The Jewish Community in Chernivtsi was the largest Jewish Community in all of Bukovina, in what is now Romania and Ukraine. At its peak in 1941, more than 45 thousand Jews lived in Chernivtsi.

The first documentation of Jews in Chernivtsi (then  in Romanian) comes from the year 1408, when Alexander I of Moldavia allowed Jews to trade in the city.  In 1498, Moldavia became a Satellite state of the Ottoman Empire. Under the Moldavian-Ottoman rule, the life of the Jews in the area knew many changes, for good and for bad.

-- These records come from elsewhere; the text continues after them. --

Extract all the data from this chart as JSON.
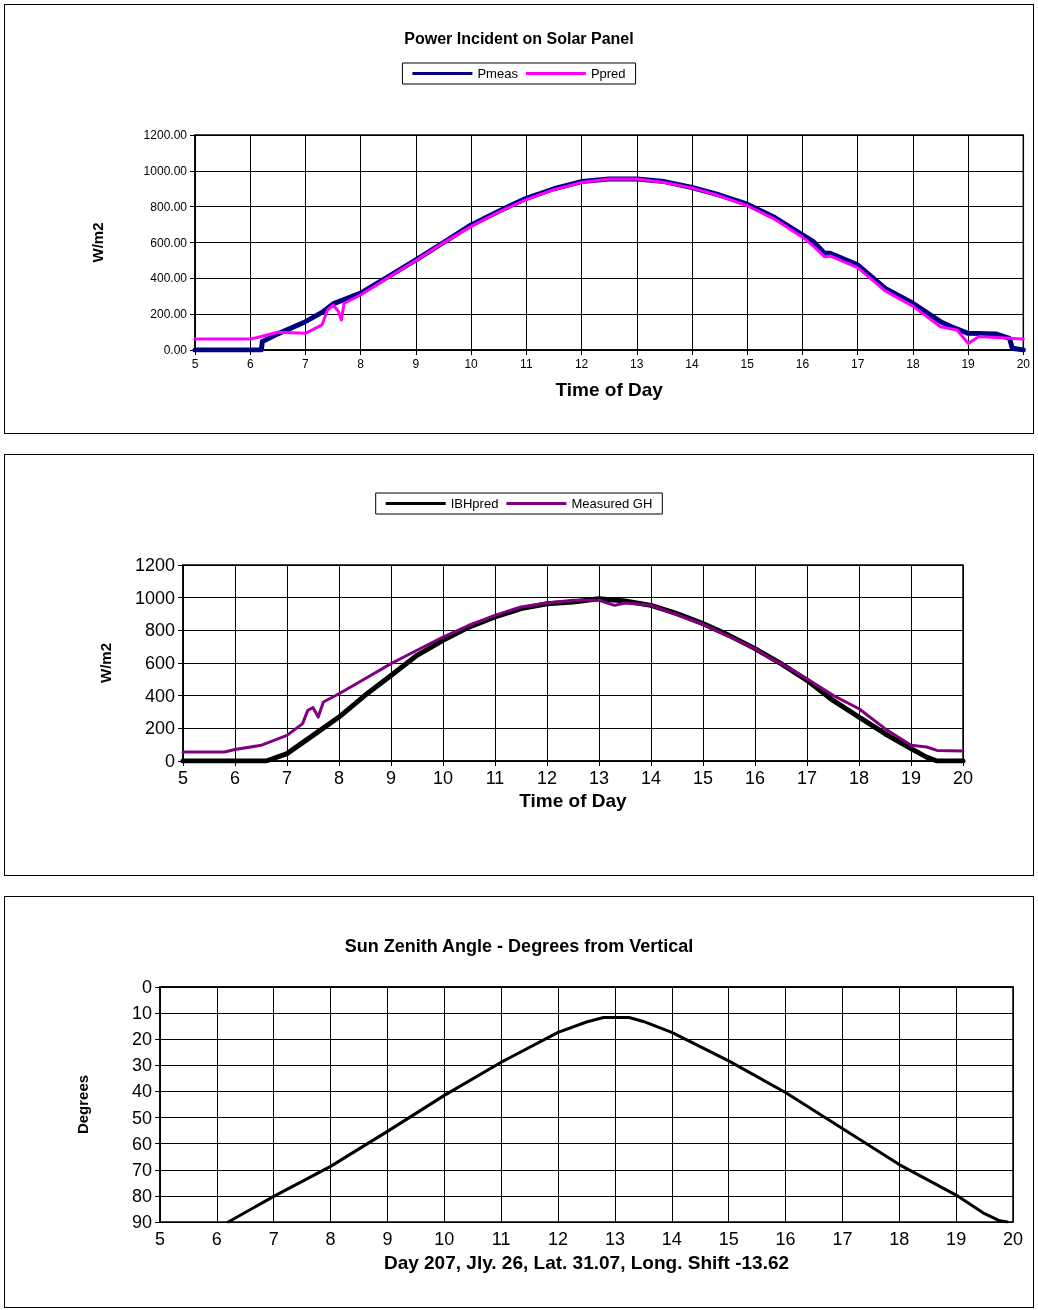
{
  "chart_data": [
    {
      "type": "line",
      "title": "Power Incident on Solar Panel",
      "xlabel": "Time of Day",
      "ylabel": "W/m2",
      "xlim": [
        5,
        20
      ],
      "xticks": [
        5,
        6,
        7,
        8,
        9,
        10,
        11,
        12,
        13,
        14,
        15,
        16,
        17,
        18,
        19,
        20
      ],
      "ylim": [
        0,
        1200
      ],
      "yticks": [
        {
          "value": 0,
          "label": "0.00"
        },
        {
          "value": 200,
          "label": "200.00"
        },
        {
          "value": 400,
          "label": "400.00"
        },
        {
          "value": 600,
          "label": "600.00"
        },
        {
          "value": 800,
          "label": "800.00"
        },
        {
          "value": 1000,
          "label": "1000.00"
        },
        {
          "value": 1200,
          "label": "1200.00"
        }
      ],
      "grid": true,
      "legend": "top",
      "marker": "none",
      "line_style": "solid",
      "series": [
        {
          "name": "Pmeas",
          "color": "#000080",
          "x": [
            5,
            6,
            6.2,
            6.22,
            6.5,
            7,
            7.3,
            7.5,
            8,
            8.5,
            9,
            9.5,
            10,
            10.5,
            11,
            11.5,
            12,
            12.5,
            13,
            13.5,
            14,
            14.5,
            15,
            15.5,
            16,
            16.2,
            16.4,
            16.5,
            17,
            17.5,
            18,
            18.5,
            18.7,
            19,
            19.5,
            19.75,
            19.8,
            20
          ],
          "values": [
            0,
            0,
            0,
            48,
            90,
            158,
            210,
            257,
            317,
            410,
            503,
            600,
            698,
            775,
            847,
            900,
            940,
            955,
            955,
            940,
            907,
            865,
            814,
            739,
            642,
            605,
            540,
            540,
            475,
            344,
            261,
            158,
            130,
            93,
            90,
            65,
            10,
            0
          ]
        },
        {
          "name": "Ppred",
          "color": "#ff00ff",
          "x": [
            5,
            6,
            6.2,
            6.5,
            7,
            7.3,
            7.4,
            7.5,
            7.6,
            7.65,
            7.7,
            8,
            8.5,
            9,
            9.5,
            10,
            10.5,
            11,
            11.5,
            12,
            12.5,
            13,
            13.5,
            14,
            14.5,
            15,
            15.5,
            16,
            16.2,
            16.4,
            16.5,
            17,
            17.5,
            18,
            18.5,
            18.8,
            19,
            19.2,
            20
          ],
          "values": [
            61,
            61,
            75,
            99,
            93,
            140,
            223,
            251,
            214,
            168,
            261,
            307,
            405,
            500,
            598,
            690,
            770,
            840,
            895,
            935,
            955,
            955,
            935,
            905,
            860,
            805,
            730,
            630,
            580,
            521,
            525,
            460,
            330,
            245,
            130,
            112,
            37,
            75,
            61
          ]
        }
      ]
    },
    {
      "type": "line",
      "xlabel": "Time of Day",
      "ylabel": "W/m2",
      "xlim": [
        5,
        20
      ],
      "xticks": [
        5,
        6,
        7,
        8,
        9,
        10,
        11,
        12,
        13,
        14,
        15,
        16,
        17,
        18,
        19,
        20
      ],
      "ylim": [
        0,
        1200
      ],
      "yticks": [
        0,
        200,
        400,
        600,
        800,
        1000,
        1200
      ],
      "grid": true,
      "legend": "top",
      "marker": "none",
      "line_style": "solid",
      "series": [
        {
          "name": "IBHpred",
          "color": "#000000",
          "x": [
            5,
            6.6,
            7,
            7.5,
            8,
            8.5,
            9,
            9.5,
            10,
            10.5,
            11,
            11.5,
            12,
            12.5,
            13,
            13.5,
            14,
            14.5,
            15,
            15.5,
            16,
            16.5,
            17,
            17.5,
            18,
            18.5,
            19,
            19.3,
            19.5,
            20
          ],
          "values": [
            0,
            0,
            45,
            157,
            269,
            402,
            524,
            647,
            739,
            820,
            882,
            933,
            963,
            973,
            994,
            980,
            953,
            902,
            841,
            769,
            688,
            596,
            494,
            371,
            269,
            167,
            76,
            24,
            0,
            0
          ]
        },
        {
          "name": "Measured GH",
          "color": "#800080",
          "x": [
            5,
            5.8,
            6,
            6.5,
            7,
            7.3,
            7.4,
            7.5,
            7.6,
            7.7,
            8,
            8.5,
            9,
            9.5,
            10,
            10.5,
            11,
            11.5,
            12,
            12.5,
            13,
            13.3,
            13.5,
            14,
            15,
            16,
            16.3,
            16.5,
            17,
            17.5,
            18,
            18.5,
            19,
            19.3,
            19.5,
            20
          ],
          "values": [
            55,
            55,
            70,
            96,
            157,
            229,
            310,
            327,
            269,
            361,
            412,
            504,
            596,
            678,
            759,
            831,
            892,
            943,
            967,
            984,
            984,
            953,
            967,
            953,
            837,
            688,
            627,
            596,
            504,
            402,
            320,
            198,
            96,
            86,
            65,
            61
          ]
        }
      ]
    },
    {
      "type": "line",
      "title": "Sun Zenith Angle - Degrees from Vertical",
      "xlabel": "Day 207, Jly. 26, Lat. 31.07, Long. Shift -13.62",
      "ylabel": "Degrees",
      "xlim": [
        5,
        20
      ],
      "xticks": [
        5,
        6,
        7,
        8,
        9,
        10,
        11,
        12,
        13,
        14,
        15,
        16,
        17,
        18,
        19,
        20
      ],
      "ylim": [
        90,
        0
      ],
      "yticks": [
        0,
        10,
        20,
        30,
        40,
        50,
        60,
        70,
        80,
        90
      ],
      "grid": true,
      "marker": "none",
      "line_style": "solid",
      "series": [
        {
          "color": "#000000",
          "x": [
            6.2,
            7,
            8,
            9,
            10,
            11,
            12,
            12.5,
            12.8,
            13.25,
            13.5,
            14,
            15,
            16,
            17,
            18,
            19,
            19.5,
            19.75,
            19.9
          ],
          "values": [
            90,
            80.2,
            68.7,
            55.3,
            41.5,
            28.8,
            17.4,
            13.4,
            11.7,
            11.7,
            13.2,
            17.4,
            28.3,
            40.4,
            54.2,
            68,
            79.7,
            86.8,
            89.4,
            90
          ]
        }
      ]
    }
  ]
}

In 1774, the Habsburg monarchy took Chernivtsi from its previous Moldavian owners. The new Habsburg rulers imposed many limits upon the Jews, such as high taxes, banning marriages and building new houses. Their aim was to "Germanize" the new area of their empire, and thus suppressing the immigration of Galician Jews to Chernivtsi. However, when the Jews of the Habsburg monarchy received emancipation in 1849 their lives became much better. Some Jews, living in the city, have been elected to serve as mayors and as members of the Imperial Council. The emancipation led the rich Jews of Chernivtsi to adopt the surrounding German culture. For example, many started speaking German. However, the poor Jews continued to speak Yiddish.

In 1918, right at the end of World War I, the Kingdom of Romania annexed Chernivtsi. A new policy called "Romanianization" was imposed. Due to that policy, many Jews working in the public service, including schools and universities, were fired. However, the Jewish community continued to flourish. New youth movements and football teams were established, new newspapers were published, and there was also even a school teaching in Hebrew.

In 1940, the Soviet Union occupied Chernivtsi. The Soviets immediately began persecuting Zionist activities and wealthy Jewish people, many of whom were deported to Siberia. In 1941, in the beginning of Operation Barbarossa, the city was retaken by Romania, which had become an ally of Nazi Germany. As a part of The Holocaust, the Jews of the city were put in a ghetto. From there, the Jews were deported to slavery camps in the Transnistria Governorate of Romania. The mayor of Chernivtsi at the time, Traian Popovici, opposed the harsh policy against the Jews. He allowed 15 thousand Jews to escape the departure to Transnistria, claiming they were important for the city's economy. For his deeds Popovici received the title of Righteous Among the Nations. After World War II ended in 1945, many Jews returning from Transnistria left Chernivtsi in order to live in other countries. They were replaced by other Jews, who came from all over the Soviet Union. In 2001, only 1,400 Jews lived in Chernivtsi, most of whom are the descendants of the Jewish immigrants after World War II.